VTONGuard: Automatic Detection and Authentication of AI-Generated Virtual Try-On Content
Shengyi Wu, Yan Hong, Shengyao Chen, Zheng Wang, Xianbing Sun, Jiahui Zhan, Jun Lan, Jianfu Zhang
TL;DR
VTONGuard tackles the authenticity challenge of increasingly realistic AI-generated virtual try-on content by introducing a large-scale, real-vs-synthetic benchmark that spans diverse poses, backgrounds, and garment styles.
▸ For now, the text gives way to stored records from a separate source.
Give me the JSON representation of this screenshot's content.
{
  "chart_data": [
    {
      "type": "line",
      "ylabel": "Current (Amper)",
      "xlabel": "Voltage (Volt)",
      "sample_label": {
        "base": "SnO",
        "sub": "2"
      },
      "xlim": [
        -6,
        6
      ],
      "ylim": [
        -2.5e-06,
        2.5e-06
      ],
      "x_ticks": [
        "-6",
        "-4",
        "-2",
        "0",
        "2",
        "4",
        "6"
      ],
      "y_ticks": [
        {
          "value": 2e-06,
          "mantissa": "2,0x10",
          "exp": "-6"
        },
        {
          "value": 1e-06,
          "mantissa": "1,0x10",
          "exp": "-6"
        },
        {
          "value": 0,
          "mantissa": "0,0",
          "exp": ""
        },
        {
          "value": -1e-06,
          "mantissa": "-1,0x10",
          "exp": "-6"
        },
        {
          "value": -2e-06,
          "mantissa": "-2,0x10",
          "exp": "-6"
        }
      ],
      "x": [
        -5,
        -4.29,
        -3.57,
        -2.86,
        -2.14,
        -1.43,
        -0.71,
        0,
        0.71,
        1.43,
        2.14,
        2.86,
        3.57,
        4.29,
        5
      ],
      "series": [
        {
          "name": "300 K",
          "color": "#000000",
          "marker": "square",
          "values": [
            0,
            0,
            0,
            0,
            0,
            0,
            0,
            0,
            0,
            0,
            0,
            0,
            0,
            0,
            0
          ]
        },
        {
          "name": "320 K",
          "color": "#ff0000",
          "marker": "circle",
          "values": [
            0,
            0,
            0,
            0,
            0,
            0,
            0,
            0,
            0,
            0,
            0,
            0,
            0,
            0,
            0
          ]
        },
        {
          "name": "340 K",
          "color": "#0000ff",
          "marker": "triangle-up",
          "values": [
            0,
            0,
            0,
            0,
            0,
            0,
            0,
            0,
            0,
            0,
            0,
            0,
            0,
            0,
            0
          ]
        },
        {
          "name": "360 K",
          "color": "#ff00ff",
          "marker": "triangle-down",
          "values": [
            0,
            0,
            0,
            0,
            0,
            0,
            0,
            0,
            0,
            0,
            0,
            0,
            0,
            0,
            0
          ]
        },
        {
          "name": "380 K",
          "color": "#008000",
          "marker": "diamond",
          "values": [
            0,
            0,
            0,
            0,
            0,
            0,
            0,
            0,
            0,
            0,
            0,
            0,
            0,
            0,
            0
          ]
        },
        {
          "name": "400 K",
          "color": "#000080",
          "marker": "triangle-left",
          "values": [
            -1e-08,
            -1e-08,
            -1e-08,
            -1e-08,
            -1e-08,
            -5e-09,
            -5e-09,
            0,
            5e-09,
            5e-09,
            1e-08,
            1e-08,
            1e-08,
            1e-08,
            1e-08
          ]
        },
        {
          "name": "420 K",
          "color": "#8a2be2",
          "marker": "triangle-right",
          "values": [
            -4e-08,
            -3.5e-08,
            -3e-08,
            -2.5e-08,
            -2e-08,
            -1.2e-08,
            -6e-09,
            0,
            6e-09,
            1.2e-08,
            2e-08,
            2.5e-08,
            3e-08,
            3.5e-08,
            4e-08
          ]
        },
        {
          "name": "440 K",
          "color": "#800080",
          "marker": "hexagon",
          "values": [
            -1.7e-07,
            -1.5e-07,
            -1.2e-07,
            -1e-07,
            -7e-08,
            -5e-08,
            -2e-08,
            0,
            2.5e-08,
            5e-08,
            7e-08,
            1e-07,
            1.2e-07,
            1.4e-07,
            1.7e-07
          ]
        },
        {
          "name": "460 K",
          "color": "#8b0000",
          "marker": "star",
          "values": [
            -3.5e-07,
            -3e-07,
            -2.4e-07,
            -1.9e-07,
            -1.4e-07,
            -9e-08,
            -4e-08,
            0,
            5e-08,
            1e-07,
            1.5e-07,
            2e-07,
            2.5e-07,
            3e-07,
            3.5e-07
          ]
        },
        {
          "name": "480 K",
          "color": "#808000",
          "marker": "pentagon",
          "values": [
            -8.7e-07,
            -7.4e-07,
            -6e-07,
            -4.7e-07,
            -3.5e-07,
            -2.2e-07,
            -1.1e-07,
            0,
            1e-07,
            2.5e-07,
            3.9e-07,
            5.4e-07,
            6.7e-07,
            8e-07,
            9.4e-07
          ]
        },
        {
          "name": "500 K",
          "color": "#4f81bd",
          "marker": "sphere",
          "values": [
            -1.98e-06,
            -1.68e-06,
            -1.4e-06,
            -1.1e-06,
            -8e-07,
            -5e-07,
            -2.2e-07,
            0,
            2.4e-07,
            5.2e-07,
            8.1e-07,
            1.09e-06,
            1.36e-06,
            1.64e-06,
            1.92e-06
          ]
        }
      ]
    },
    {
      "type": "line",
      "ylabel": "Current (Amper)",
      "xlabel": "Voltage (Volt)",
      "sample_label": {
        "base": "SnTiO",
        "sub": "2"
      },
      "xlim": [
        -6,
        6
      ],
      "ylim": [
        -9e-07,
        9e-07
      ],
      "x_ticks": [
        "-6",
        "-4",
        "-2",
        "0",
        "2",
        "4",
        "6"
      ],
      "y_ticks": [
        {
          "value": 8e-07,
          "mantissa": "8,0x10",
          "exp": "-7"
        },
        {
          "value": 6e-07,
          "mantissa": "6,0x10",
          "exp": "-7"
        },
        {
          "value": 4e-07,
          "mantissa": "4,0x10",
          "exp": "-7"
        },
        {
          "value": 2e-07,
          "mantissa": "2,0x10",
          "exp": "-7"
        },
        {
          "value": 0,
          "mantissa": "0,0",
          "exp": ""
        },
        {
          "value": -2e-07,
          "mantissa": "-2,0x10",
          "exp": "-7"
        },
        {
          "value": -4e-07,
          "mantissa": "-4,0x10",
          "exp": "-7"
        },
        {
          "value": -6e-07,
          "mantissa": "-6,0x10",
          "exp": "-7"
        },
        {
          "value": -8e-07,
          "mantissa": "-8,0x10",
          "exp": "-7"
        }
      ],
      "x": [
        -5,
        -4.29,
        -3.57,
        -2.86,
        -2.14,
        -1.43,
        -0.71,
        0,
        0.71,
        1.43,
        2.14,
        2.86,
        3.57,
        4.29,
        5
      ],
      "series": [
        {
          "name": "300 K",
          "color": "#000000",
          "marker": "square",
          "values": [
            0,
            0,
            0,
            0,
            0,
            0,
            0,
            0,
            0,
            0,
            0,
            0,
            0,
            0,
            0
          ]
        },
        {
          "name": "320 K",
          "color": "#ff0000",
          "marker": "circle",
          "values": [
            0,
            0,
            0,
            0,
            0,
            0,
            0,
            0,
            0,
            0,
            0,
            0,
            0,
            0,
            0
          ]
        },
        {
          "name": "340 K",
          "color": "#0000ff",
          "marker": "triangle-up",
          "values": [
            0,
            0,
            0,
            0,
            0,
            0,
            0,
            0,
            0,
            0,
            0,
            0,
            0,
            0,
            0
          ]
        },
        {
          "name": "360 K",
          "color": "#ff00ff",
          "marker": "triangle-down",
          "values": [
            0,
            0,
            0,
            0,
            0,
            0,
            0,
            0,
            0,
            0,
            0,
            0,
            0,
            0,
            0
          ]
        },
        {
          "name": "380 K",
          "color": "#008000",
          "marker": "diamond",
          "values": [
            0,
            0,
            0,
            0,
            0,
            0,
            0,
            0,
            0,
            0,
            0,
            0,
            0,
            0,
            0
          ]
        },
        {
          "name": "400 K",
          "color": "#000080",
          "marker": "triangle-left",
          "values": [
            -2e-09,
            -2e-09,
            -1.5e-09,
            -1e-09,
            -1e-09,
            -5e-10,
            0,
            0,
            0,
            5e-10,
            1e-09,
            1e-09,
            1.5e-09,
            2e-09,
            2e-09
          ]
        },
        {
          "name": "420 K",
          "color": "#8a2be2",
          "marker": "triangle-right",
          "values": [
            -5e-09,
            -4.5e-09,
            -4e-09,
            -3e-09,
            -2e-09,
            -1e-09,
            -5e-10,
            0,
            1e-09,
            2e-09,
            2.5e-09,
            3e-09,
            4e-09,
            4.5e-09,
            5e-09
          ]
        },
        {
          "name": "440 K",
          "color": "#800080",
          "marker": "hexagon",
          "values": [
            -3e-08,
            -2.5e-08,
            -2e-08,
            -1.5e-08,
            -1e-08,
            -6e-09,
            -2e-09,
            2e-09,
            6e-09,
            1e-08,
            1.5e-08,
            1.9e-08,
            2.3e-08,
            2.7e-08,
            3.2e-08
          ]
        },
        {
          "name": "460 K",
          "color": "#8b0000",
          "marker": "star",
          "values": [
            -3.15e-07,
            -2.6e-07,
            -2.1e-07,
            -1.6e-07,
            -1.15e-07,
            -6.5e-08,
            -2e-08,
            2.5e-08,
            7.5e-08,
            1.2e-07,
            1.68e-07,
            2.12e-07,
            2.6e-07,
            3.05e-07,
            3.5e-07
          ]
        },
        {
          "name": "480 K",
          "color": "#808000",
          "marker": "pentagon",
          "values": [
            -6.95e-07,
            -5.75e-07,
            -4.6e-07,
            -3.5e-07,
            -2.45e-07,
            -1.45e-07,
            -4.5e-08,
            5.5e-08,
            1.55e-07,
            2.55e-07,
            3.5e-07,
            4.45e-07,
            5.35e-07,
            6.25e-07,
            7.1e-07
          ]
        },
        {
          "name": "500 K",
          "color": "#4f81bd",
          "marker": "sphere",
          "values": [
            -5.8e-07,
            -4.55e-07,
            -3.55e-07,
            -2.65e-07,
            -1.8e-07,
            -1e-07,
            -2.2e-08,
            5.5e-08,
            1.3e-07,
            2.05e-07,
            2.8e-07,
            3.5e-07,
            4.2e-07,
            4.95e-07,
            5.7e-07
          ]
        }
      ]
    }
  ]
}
The authors propose MiT-B2-MT, a multi-task detector that adds a segmentation head to learn boundary-aware features, achieving state-of-the-art performance on VTONGuard while keeping test-time cost unchanged thanks to training-only segmentation supervision. They systematically evaluate convolutional and transformer-based detectors across six VTON paradigms, revealing strong cross-subset generalization gaps and highlighting the ongoing need for paradigm-agnostic representations. The benchmark is further strengthened by IC-Light illumination harmonization and DIV2K-based background augmentation, enabling fair comparisons and facilitating robust, real-world deployment of VTON technologies, as evidenced by the improved performance of boundary-aware, high-resolution models like MiT-B2-MT. $L = L_{cls} + L_{seg}$ plays a central role in guiding the detector toward boundary artifacts during training.
Abstract
With the rapid advancement of generative AI, virtual try-on (VTON) systems are becoming increasingly common in e-commerce and digital entertainment. However, the growing realism of AI-generated try-on content raises pressing concerns about authenticity and responsible use. To address this, we present VTONGuard, a large-scale benchmark dataset containing over 775,000 real and synthetic try-on images. The dataset covers diverse real-world conditions, including variations in pose, background, and garment styles, and provides both authentic and manipulated examples. Based on this benchmark, we conduct a systematic evaluation of multiple detection paradigms under unified training and testing protocols. Our results reveal each method's strengths and weaknesses and highlight the persistent challenge of cross-paradigm generalization. To further advance detection, we design a multi-task framework that integrates auxiliary segmentation to enhance boundary-aware feature learning, achieving the best overall performance on VTONGuard. We expect this benchmark to enable fair comparisons, facilitate the development of more robust detection models, and promote the safe and responsible deployment of VTON technologies in practice.